Howard: Who's gonna suspect us here? 

Pearl: Howard! 

Howard and Marina may climb under the pew, while Mr Wainwright and Mrs Partridge, Librarians, take their places.

Mrs Partridge: Ooh, I don't think we should be doing this here, Mr Wainwright.

Mr Wainwright: Karl Marx said religion is the opiate of the people, Mrs Partridge. But we're here to remember a time when we couldn't organise our love lives through our phones. And lovers called each other by their surnames.

Mrs Partridge: Oooh Mr Wainwright! Have you deleted that Librarian's Dating App?

Mr Wainwright: "Bindr"? Yes, all it ever did was match me with Miss Davenport.

Miss Davenport: I thought he would sweep me away to paradise. And all we ever got to was a disused quarry in Finkle Street.

Hymn: Jerusalem

Foggy: Ah, makes you proud to be English. We'd sing "Jerusalem" in our little slit tents, making tea out of the shoelaces of dead Japanese corporals.

Seymour: We used to sing it at the Utterthwaite Academy. The sound of those little shivering voices, carrying on the frosty air...

Clegg: But those dark, satanic mills have gone now. Turned into car parks, executive apartments, and retail shopping opportunities.

Truly: So many pubs gone as well. Instead of a well-earned pint after a walk, you have to bring your own sports nutrition drink.

Billy Hardcastle: And you lot all gone with them, leaving the hills Robin Hood roamed to the sheep and property speculators.

Glenda: Barry, how come you're in your 70s now and still never made it as an exective?

Barry: I need a sharper suit.

Wesley: What's wrong with overalls?

Edie: Wesleeeey....

Wesley: Why are so talkin' so posh?

Edie: So the vicah can understend meh.

Crusher: Why've I got to wear this frock, Aunt Ivy?

Ivy: It's not a frock.
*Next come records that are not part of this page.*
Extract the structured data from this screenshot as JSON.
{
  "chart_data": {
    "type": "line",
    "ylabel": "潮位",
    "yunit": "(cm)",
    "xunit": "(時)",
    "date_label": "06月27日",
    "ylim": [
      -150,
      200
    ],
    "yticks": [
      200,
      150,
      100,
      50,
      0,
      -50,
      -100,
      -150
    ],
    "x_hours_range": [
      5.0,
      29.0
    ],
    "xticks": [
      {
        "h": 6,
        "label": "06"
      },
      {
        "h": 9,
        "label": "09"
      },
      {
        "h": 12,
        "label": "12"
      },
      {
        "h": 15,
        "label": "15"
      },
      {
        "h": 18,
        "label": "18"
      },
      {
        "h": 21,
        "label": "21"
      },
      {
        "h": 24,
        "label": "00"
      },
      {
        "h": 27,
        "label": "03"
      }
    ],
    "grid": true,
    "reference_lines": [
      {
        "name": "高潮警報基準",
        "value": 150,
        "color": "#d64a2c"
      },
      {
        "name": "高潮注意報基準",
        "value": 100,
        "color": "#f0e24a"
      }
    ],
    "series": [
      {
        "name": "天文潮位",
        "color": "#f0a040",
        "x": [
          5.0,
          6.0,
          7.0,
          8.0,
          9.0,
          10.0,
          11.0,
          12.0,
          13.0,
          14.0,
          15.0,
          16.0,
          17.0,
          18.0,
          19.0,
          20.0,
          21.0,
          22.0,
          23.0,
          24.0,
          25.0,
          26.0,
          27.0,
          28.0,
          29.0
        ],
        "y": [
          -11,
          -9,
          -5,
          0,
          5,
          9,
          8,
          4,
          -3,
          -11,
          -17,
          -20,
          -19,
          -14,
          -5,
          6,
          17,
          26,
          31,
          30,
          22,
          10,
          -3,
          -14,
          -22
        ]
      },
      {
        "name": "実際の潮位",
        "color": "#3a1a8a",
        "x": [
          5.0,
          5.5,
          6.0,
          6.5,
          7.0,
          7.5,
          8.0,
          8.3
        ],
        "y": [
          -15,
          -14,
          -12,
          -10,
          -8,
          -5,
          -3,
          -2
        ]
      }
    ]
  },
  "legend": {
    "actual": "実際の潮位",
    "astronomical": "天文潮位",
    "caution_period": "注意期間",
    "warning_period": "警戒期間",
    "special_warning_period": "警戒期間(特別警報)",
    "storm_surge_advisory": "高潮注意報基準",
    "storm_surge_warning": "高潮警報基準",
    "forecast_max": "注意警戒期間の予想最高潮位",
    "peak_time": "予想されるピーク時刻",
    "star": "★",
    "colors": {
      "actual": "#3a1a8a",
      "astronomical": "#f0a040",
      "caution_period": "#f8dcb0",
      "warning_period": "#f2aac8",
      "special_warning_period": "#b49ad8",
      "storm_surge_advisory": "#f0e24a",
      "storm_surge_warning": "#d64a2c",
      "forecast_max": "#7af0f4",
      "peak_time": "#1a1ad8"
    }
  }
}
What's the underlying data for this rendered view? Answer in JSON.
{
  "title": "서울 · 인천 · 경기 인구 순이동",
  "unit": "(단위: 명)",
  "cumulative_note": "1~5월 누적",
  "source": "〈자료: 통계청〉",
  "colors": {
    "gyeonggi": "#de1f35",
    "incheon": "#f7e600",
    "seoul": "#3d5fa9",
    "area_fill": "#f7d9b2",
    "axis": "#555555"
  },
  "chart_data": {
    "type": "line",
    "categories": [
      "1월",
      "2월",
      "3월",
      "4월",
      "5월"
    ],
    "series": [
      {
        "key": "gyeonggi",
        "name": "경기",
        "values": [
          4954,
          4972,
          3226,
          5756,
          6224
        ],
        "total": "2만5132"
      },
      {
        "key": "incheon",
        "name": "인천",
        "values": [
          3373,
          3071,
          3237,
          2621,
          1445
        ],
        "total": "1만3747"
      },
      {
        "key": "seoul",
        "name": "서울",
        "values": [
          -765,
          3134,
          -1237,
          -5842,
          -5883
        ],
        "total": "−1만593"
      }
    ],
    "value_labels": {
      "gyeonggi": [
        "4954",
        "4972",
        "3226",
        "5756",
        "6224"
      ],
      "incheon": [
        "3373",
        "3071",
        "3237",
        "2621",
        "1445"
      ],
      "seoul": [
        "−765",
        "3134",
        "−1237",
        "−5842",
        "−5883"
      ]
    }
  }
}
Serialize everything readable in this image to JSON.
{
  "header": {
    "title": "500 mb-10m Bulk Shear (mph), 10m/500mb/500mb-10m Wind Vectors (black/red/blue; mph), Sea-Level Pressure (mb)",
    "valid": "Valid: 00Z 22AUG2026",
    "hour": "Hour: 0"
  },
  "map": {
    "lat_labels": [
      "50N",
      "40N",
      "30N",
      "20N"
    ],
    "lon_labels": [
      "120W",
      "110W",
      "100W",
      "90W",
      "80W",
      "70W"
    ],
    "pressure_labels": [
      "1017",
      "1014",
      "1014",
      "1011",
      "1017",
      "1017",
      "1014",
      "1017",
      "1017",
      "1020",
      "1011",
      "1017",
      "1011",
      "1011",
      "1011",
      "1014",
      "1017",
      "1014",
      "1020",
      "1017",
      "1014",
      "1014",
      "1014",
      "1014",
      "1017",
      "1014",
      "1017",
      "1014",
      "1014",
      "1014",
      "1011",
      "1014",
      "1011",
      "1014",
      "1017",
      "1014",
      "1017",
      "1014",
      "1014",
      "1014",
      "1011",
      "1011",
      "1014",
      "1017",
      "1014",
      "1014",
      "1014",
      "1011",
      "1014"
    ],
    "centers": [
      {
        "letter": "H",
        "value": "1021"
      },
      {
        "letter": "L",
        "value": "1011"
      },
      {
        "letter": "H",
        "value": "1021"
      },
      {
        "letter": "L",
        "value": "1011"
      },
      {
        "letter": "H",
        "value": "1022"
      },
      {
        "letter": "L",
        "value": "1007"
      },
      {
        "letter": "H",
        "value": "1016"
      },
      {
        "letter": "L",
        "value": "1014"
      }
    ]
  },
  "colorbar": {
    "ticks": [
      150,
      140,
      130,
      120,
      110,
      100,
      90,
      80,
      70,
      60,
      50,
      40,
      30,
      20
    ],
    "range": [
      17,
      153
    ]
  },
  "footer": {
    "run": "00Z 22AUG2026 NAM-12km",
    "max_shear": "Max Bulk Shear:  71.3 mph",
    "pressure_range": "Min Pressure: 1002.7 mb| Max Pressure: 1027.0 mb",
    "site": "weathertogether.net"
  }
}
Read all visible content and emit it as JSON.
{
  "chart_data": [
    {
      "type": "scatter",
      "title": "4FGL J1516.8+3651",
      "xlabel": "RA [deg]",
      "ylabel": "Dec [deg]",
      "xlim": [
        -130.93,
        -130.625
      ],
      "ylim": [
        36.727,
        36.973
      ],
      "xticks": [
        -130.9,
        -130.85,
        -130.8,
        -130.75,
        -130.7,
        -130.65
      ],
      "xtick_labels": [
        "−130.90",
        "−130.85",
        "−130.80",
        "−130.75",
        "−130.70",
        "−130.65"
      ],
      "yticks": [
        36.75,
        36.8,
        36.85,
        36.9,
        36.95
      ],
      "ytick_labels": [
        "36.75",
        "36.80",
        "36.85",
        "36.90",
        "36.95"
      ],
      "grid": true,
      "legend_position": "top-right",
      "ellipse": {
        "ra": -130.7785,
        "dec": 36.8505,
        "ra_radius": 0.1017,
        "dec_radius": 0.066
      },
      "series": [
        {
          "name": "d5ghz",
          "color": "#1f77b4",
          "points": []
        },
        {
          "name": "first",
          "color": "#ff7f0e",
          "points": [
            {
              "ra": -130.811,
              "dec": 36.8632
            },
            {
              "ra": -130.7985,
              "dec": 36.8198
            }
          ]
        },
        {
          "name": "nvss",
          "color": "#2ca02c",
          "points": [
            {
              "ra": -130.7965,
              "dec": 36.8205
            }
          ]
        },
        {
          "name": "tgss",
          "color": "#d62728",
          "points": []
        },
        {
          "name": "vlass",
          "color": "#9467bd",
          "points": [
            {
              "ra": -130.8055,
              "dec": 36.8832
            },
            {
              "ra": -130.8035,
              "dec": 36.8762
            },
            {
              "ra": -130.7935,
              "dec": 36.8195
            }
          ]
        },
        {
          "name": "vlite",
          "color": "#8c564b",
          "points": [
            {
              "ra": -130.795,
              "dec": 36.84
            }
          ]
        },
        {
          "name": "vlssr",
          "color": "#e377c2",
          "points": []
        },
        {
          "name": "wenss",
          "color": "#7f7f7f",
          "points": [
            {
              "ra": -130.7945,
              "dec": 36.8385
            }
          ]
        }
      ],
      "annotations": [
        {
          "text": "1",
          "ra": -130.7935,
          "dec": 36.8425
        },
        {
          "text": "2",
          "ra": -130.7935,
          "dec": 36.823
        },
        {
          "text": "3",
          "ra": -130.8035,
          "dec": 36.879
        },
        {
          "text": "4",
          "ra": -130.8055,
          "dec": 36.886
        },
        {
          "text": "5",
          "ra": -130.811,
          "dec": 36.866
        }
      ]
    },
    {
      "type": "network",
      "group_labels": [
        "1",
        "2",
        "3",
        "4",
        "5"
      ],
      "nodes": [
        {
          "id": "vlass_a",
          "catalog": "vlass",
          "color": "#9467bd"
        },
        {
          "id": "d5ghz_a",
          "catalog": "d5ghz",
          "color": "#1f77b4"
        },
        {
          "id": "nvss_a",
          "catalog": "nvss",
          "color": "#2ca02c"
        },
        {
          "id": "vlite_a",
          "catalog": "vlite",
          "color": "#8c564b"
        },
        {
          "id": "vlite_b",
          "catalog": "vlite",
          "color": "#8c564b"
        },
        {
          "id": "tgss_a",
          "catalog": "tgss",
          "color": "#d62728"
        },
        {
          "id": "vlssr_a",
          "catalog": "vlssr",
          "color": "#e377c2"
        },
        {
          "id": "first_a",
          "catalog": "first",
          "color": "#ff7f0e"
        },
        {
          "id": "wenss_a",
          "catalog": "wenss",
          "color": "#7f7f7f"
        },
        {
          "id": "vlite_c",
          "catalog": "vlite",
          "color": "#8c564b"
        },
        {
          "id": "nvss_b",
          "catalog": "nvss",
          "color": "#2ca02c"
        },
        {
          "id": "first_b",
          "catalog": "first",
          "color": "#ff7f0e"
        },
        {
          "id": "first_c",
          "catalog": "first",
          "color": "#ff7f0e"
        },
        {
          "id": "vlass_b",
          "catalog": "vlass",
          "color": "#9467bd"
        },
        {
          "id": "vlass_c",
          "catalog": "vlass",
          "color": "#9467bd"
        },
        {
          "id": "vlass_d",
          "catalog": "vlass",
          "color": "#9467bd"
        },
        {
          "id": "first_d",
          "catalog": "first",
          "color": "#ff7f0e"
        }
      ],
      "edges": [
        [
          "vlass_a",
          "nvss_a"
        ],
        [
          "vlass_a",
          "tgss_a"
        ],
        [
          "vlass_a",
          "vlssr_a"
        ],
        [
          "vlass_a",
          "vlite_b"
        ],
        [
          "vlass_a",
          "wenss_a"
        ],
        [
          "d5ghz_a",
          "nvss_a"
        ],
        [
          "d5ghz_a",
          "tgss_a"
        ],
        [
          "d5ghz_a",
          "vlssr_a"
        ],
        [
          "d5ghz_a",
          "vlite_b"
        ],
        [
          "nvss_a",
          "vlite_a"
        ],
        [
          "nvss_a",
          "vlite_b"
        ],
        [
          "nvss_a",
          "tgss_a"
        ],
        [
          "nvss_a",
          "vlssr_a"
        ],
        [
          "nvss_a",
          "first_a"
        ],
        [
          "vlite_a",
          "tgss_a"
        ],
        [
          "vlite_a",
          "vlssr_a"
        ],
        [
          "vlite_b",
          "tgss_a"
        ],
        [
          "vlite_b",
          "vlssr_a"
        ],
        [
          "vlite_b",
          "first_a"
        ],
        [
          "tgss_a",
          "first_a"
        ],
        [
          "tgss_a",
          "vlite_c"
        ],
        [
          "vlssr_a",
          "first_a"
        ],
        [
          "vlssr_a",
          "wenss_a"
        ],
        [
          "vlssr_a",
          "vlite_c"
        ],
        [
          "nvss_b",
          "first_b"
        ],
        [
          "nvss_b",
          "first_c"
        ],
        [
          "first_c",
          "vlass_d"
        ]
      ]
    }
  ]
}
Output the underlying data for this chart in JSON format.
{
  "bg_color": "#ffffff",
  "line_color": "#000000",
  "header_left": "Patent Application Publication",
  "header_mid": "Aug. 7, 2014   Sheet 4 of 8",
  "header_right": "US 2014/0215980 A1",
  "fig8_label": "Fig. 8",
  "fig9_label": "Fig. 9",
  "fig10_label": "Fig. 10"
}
It's a surplice. Now sing the last hymn.

Hymn: Abide With Me

Compo Simmonite will play the Last Post while Wally Batty releases a ceremonal pigeon.

Which will deposit its droppings onto Nora's washing.

 

Compo (scruffy old bloke, woolly hat) plays bugle while Truly (smart in pin stripe) and Cleggy (downtrodden suit and WW2 medals) stand to attention.

After the service you are invited to Syd's tea at the caff.
It will be terrible.


 

Last of the Summer Wine: 4/1/1973 - 29/8/2010. Killed by the BBC.